My old man gave me solid advice before I left home: make sure to be within walking distance of a public transit station in case I ever needed to escape. How silly I thought. However, after 4 days of living in a treehouse on Quadra Island I realized I needed to leave and the only way to do it was by running away in the middle of the night. Although beautiful, Quadra is weird, the family I was staying at was horrible and my woofing duties were …. odd. I did 3 things at the farm and my only instruction I ever got was to "do my task mindfully.” I unsuccessfully used a jackhammer to try to dig a new well (photo to the right: Billy was headfirst down an old well. He should not have felt save with me un-mindfully doing my job of making sure he didn‘t die.), unsuccessfully tried to un-sink a sunken ship (it is now artificial seaweed at the bottom of the Pacific) and I was an unsuccessful midwife to a cow (the calf was a stillborn and the cow ended up getting shot in the head.). I like adventure but I was afraid, actually terrified, of what I would unsuccessfully be doing the rest of my stay with this family.

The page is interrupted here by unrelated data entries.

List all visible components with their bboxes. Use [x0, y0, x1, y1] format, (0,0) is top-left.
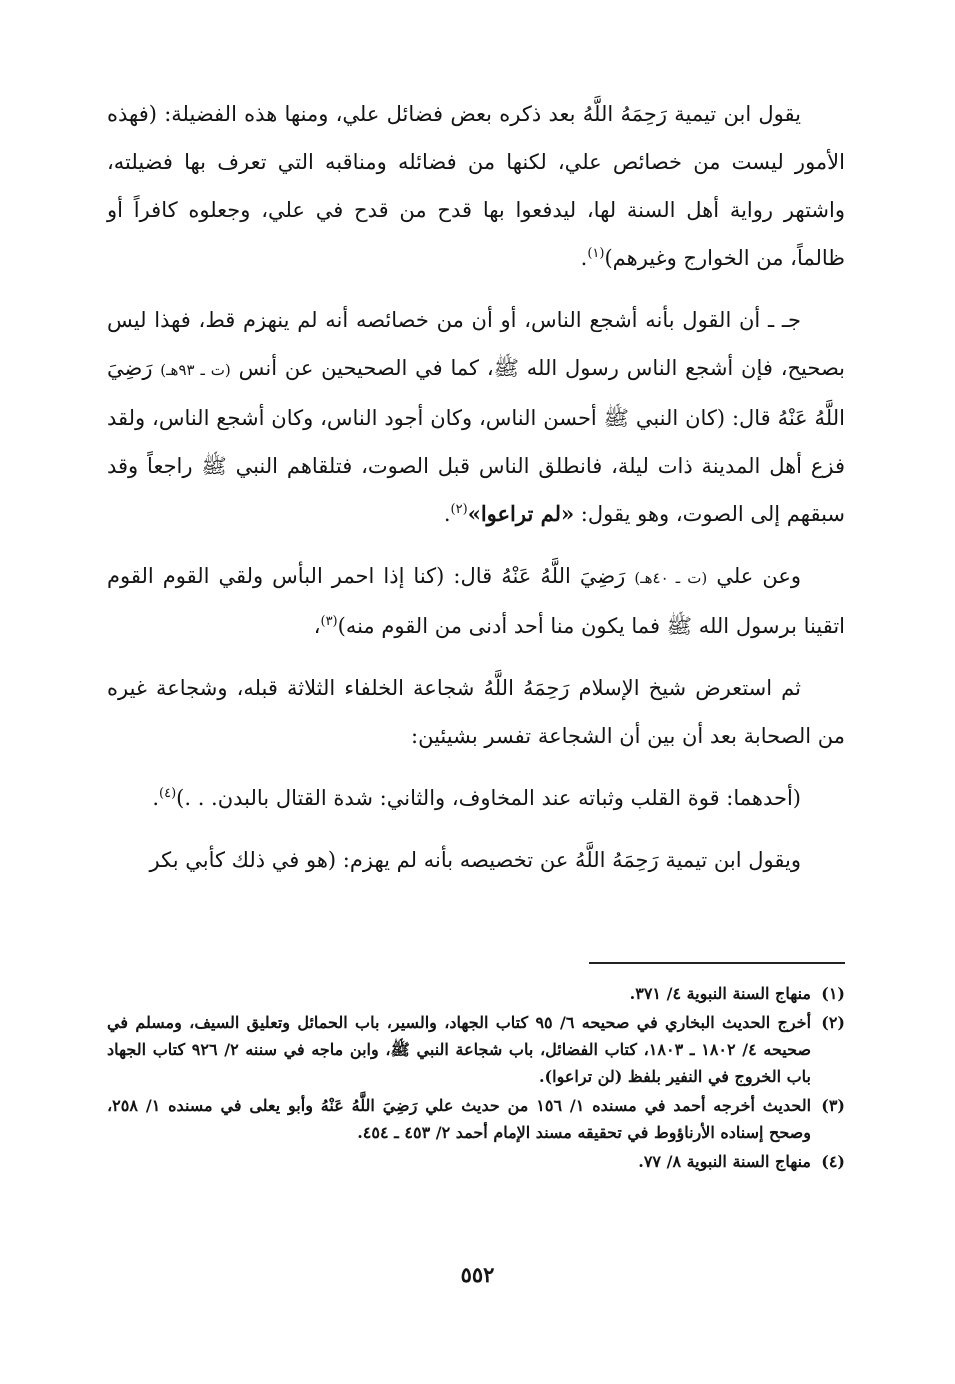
paragraph-3: وعن علي (ت ـ ٤٠هـ) رَضِيَ اللَّهُ عَنْهُ قال: (كنا إذا احمر البأس ولقي القوم القوم اتقينا برسول الله ﷺ فما يكون منا أحد أدنى من القوم منه)$^{(٣)}$،: [107, 564, 845, 638]
footnotes-section: [107, 980, 845, 1177]
paragraph-3-text-a: وعن علي: [716, 564, 802, 588]
footnote-4: [107, 1148, 845, 1175]
footnote-1: [107, 980, 845, 1007]
paragraph-5-text: (أحدهما: قوة القلب وثباته عند المخاوف، والثاني: شدة القتال بالبدن. . .): [176, 786, 801, 810]
footnote-text: الحديث أخرجه أحمد في مسنده ١/ ١٥٦ من حديث علي رَضِيَ اللَّهُ عَنْهُ وأبو يعلى في مسنده ١/ ٢٥٨، وصحح إسناده الأرناؤوط في تحقيقه مسند الإمام أحمد ٢/ ٤٥٣ ـ ٤٥٤.: [107, 1096, 812, 1142]
footnote-ref-2: (٢): [450, 502, 468, 517]
death-date-anas: (ت ـ ٩٣هـ): [160, 361, 231, 379]
footnote-2: [107, 1009, 845, 1090]
paragraph-1-text: يقول ابن تيمية رَحِمَهُ اللَّهُ بعد ذكره بعض فضائل علي، ومنها هذه الفضيلة: (فهذه الأمور ليست من خصائص علي، لكنها من فضائله ومناقبه التي تعرف بها فضيلته، واشتهر رواية أهل السنة لها، ليدفعوا بها قدح من قدح في علي، وجعلوه كافراً أو ظالماً، من الخوارج وغيرهم): [107, 102, 845, 270]
paragraph-2: جـ ـ أن القول بأنه أشجع الناس، أو أن من خصائصه أنه لم ينهزم قط، فهذا ليس بصحيح، فإن أشجع الناس رسول الله ﷺ، كما في الصحيحين عن أنس (ت ـ ٩٣هـ) رَضِيَ اللَّهُ عَنْهُ قال: (كان النبي ﷺ أحسن الناس، وكان أجود الناس، وكان أشجع الناس، ولقد فزع أهل المدينة ذات ليلة، فانطلق الناس قبل الصوت، فتلقاهم النبي ﷺ راجعاً وقد سبقهم إلى الصوت، وهو يقول: «لم تراعوا»$^{(٢)}$.: [107, 308, 846, 526]
paragraph-5: (أحدهما: قوة القلب وثباته عند المخاوف، والثاني: شدة القتال بالبدن. . .)$^{(٤)}$.: [152, 786, 801, 810]
paragraph-2-text-a: جـ ـ أن القول بأنه أشجع الناس، أو أن من خصائصه أنه لم ينهزم قط، فهذا ليس بصحيح، فإن أشجع الناس رسول الله ﷺ، كما في الصحيحين عن أنس: [107, 308, 846, 380]
footnote-number: (٤): [821, 1152, 845, 1171]
footnote-divider: [589, 962, 845, 964]
footnote-3: [107, 1092, 845, 1146]
footnote-number: (٢): [821, 1013, 845, 1032]
paragraph-2-text-b: رَضِيَ اللَّهُ عَنْهُ قال: (كان النبي ﷺ أحسن الناس، وكان أجود الناس، وكان أشجع الناس، ولقد فزع أهل المدينة ذات ليلة، فانطلق الناس قبل الصوت، فتلقاهم النبي ﷺ راجعاً وقد سبقهم إلى الصوت، وهو يقول:: [107, 356, 845, 526]
paragraph-4: ثم استعرض شيخ الإسلام رَحِمَهُ اللَّهُ شجاعة الخلفاء الثلاثة قبله، وشجاعة غيره من الصحابة بعد أن بين أن الشجاعة تفسر بشيئين:: [107, 676, 845, 748]
footnote-text: منهاج السنة النبوية ٤/ ٣٧١.: [629, 984, 811, 1003]
page-number: ٥٥٢: [460, 1262, 495, 1287]
main-body-text: [107, 90, 845, 898]
hadith-quote-bold: «لم تراعوا»: [467, 501, 575, 526]
footnote-ref-1: (١): [587, 246, 605, 261]
footnote-text: أخرج الحديث البخاري في صحيحه ٦/ ٩٥ كتاب الجهاد، والسير، باب الحمائل وتعليق السيف، ومسلم في صحيحه ٤/ ١٨٠٢ ـ ١٨٠٣، كتاب الفضائل، باب شجاعة النبي ﷺ، وابن ماجه في سننه ٢/ ٩٢٦ كتاب الجهاد باب الخروج في النفير بلفظ (لن تراعوا).: [107, 1013, 812, 1086]
footnote-ref-4: (٤): [159, 786, 177, 801]
footnote-ref-3: (٣): [320, 614, 338, 629]
footnote-text: منهاج السنة النبوية ٨/ ٧٧.: [638, 1152, 811, 1171]
death-date-ali: (ت ـ ٤٠هـ): [634, 569, 708, 587]
footnote-number: (١): [821, 984, 845, 1003]
paragraph-1: يقول ابن تيمية رَحِمَهُ اللَّهُ بعد ذكره بعض فضائل علي، ومنها هذه الفضيلة: (فهذه الأمور ليست من خصائص علي، لكنها من فضائله ومناقبه التي تعرف بها فضيلته، واشتهر رواية أهل السنة لها، ليدفعوا بها قدح من قدح في علي، وجعلوه كافراً أو ظالماً، من الخوارج وغيرهم)$^{(١)}$.: [107, 102, 845, 270]
footnote-number: (٣): [821, 1096, 845, 1115]
paragraph-6: ويقول ابن تيمية رَحِمَهُ اللَّهُ عن تخصيصه بأنه لم يهزم: (هو في ذلك كأبي بكر: [149, 848, 801, 872]
paragraph-3-text-b: رَضِيَ اللَّهُ عَنْهُ قال: (كنا إذا احمر البأس ولقي القوم القوم اتقينا برسول الله ﷺ فما يكون منا أحد أدنى من القوم منه): [107, 564, 845, 638]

I didn’t know how to politely tell my host family that I deeply hated them so I decided to revert to my childhood days of packing all my stuff in a bag and leaving a note behind saying “Good riddance! I’m never coming back!” and then head off into the forest. Unlike my 9-year old self I didn’t just climb a tree for 20 minutes and return to a family that never even realized I ran off.

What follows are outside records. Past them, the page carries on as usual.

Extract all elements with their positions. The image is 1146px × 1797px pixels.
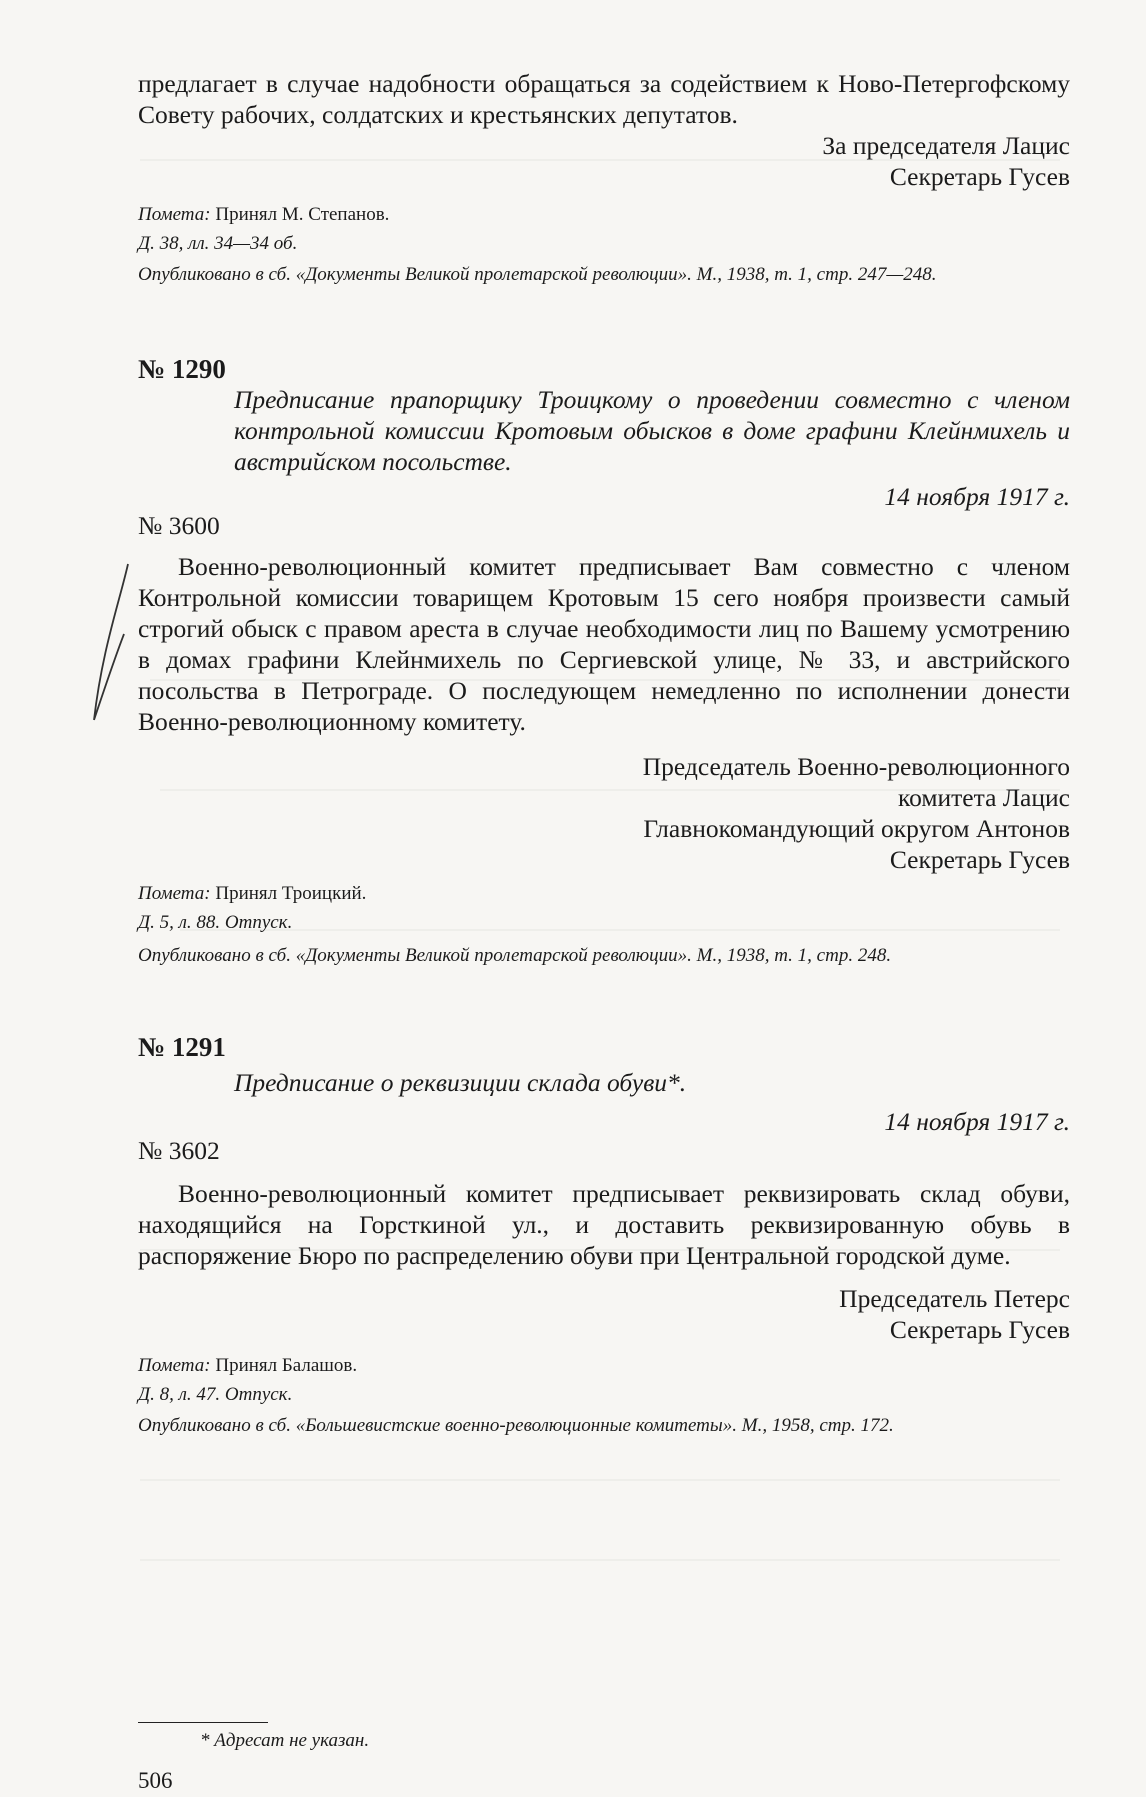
note-label: Помета: xyxy=(138,883,211,904)
doc-1291-title: Предписание о реквизиции склада обуви*. xyxy=(234,1068,687,1097)
doc-1291-signature-chair: Председатель Петерс xyxy=(839,1284,1070,1313)
doc-1290-title: Предписание прапорщику Троицкому о проведении совместно с членом контрольной комиссии Кротовым обысков в доме графини Клейнмихель и австрийском посольстве. xyxy=(234,385,1070,476)
intro-signature-chair: За председателя Лацис xyxy=(822,131,1070,160)
intro-paragraph: предлагает в случае надобности обращаться за содействием к Ново-Петергофскому Совету рабочих, солдатских и крестьянских депутатов. xyxy=(138,69,1070,129)
doc-1290-signature-line4: Секретарь Гусев xyxy=(889,845,1070,874)
note-text: Принял М. Степанов. xyxy=(210,204,390,225)
doc-1290-number: № 1290 xyxy=(138,354,226,384)
doc-1291-signatures xyxy=(138,1283,1070,1345)
doc-1290-signature-line2: комитета Лацис xyxy=(898,783,1070,812)
doc-1290 xyxy=(138,354,1070,968)
doc-1290-signature-line1: Председатель Военно-революционного xyxy=(642,752,1070,781)
intro-published: Опубликовано в сб. «Документы Великой пролетарской революции». М., 1938, т. 1, стр. 247—248. xyxy=(138,264,937,285)
doc-1290-signatures xyxy=(138,751,1070,875)
doc-1290-date: 14 ноября 1917 г. xyxy=(884,482,1070,511)
intro-note xyxy=(138,202,1070,227)
page-number: 506 xyxy=(138,1768,173,1793)
doc-1290-signature-line3: Главнокомандующий округом Антонов xyxy=(643,814,1070,843)
footnote: * Адресат не указан. xyxy=(200,1730,370,1751)
note-label: Помета: xyxy=(138,204,211,225)
doc-1291 xyxy=(138,1032,1070,1438)
doc-1290-note xyxy=(138,881,1070,906)
doc-1291-signature-secretary: Секретарь Гусев xyxy=(889,1315,1070,1344)
note-label: Помета: xyxy=(138,1355,211,1376)
doc-1291-number: № 1291 xyxy=(138,1032,226,1062)
doc-1291-outgoing-number: № 3602 xyxy=(138,1136,220,1165)
doc-1291-note xyxy=(138,1353,1070,1378)
doc-1290-header xyxy=(138,354,1070,477)
doc-1291-body: Военно-революционный комитет предписывает реквизировать склад обуви, находящийся на Горсткиной ул., и доставить реквизированную обувь в распоряжение Бюро по распределению обуви при Центральной городской думе. xyxy=(138,1179,1070,1270)
intro-archive: Д. 38, лл. 34—34 об. xyxy=(138,233,298,254)
doc-1291-published: Опубликовано в сб. «Большевистские военно-революционные комитеты». М., 1958, стр. 172. xyxy=(138,1415,894,1436)
intro-signature-secretary: Секретарь Гусев xyxy=(889,162,1070,191)
doc-1290-archive: Д. 5, л. 88. Отпуск. xyxy=(138,912,293,933)
note-text: Принял Троицкий. xyxy=(210,883,367,904)
note-text: Принял Балашов. xyxy=(210,1355,358,1376)
doc-1290-outgoing-number: № 3600 xyxy=(138,511,220,540)
doc-1291-archive: Д. 8, л. 47. Отпуск. xyxy=(138,1384,293,1405)
intro-section xyxy=(138,68,1070,287)
footnote-rule xyxy=(138,1722,268,1723)
doc-1291-date: 14 ноября 1917 г. xyxy=(884,1107,1070,1136)
doc-1290-body: Военно-революционный комитет предписывает Вам совместно с членом Контрольной комиссии товарищем Кротовым 15 сего ноября произвести самый строгий обыск с правом ареста в случае необходимости лиц по Вашему усмотрению в домах графини Клейнмихель по Сергиевской улице, № 33, и австрийского посольства в Петрограде. О последующем немедленно по исполнении донести Военно-революционному комитету. xyxy=(138,552,1070,736)
doc-1290-published: Опубликовано в сб. «Документы Великой пролетарской революции». М., 1938, т. 1, стр. 248. xyxy=(138,945,892,966)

Looking back I know what I did today was very dangerous and I can‘t believe I actually did it and I plan on never doing anything like this again. Hitching a boat ride at a random harbor was really stupid and then having to lurk around the greyhound station with professional lurkers in the wee-hours of the morning was dodgy. I've never been more thankful for a flashlight and my iPod in my life. But, after 11 hours of traveling everything worked out - phew - and I’m back at Salt Spring where everyone is naked, every other one is a homosexual and every other other one is a multi-millionaire.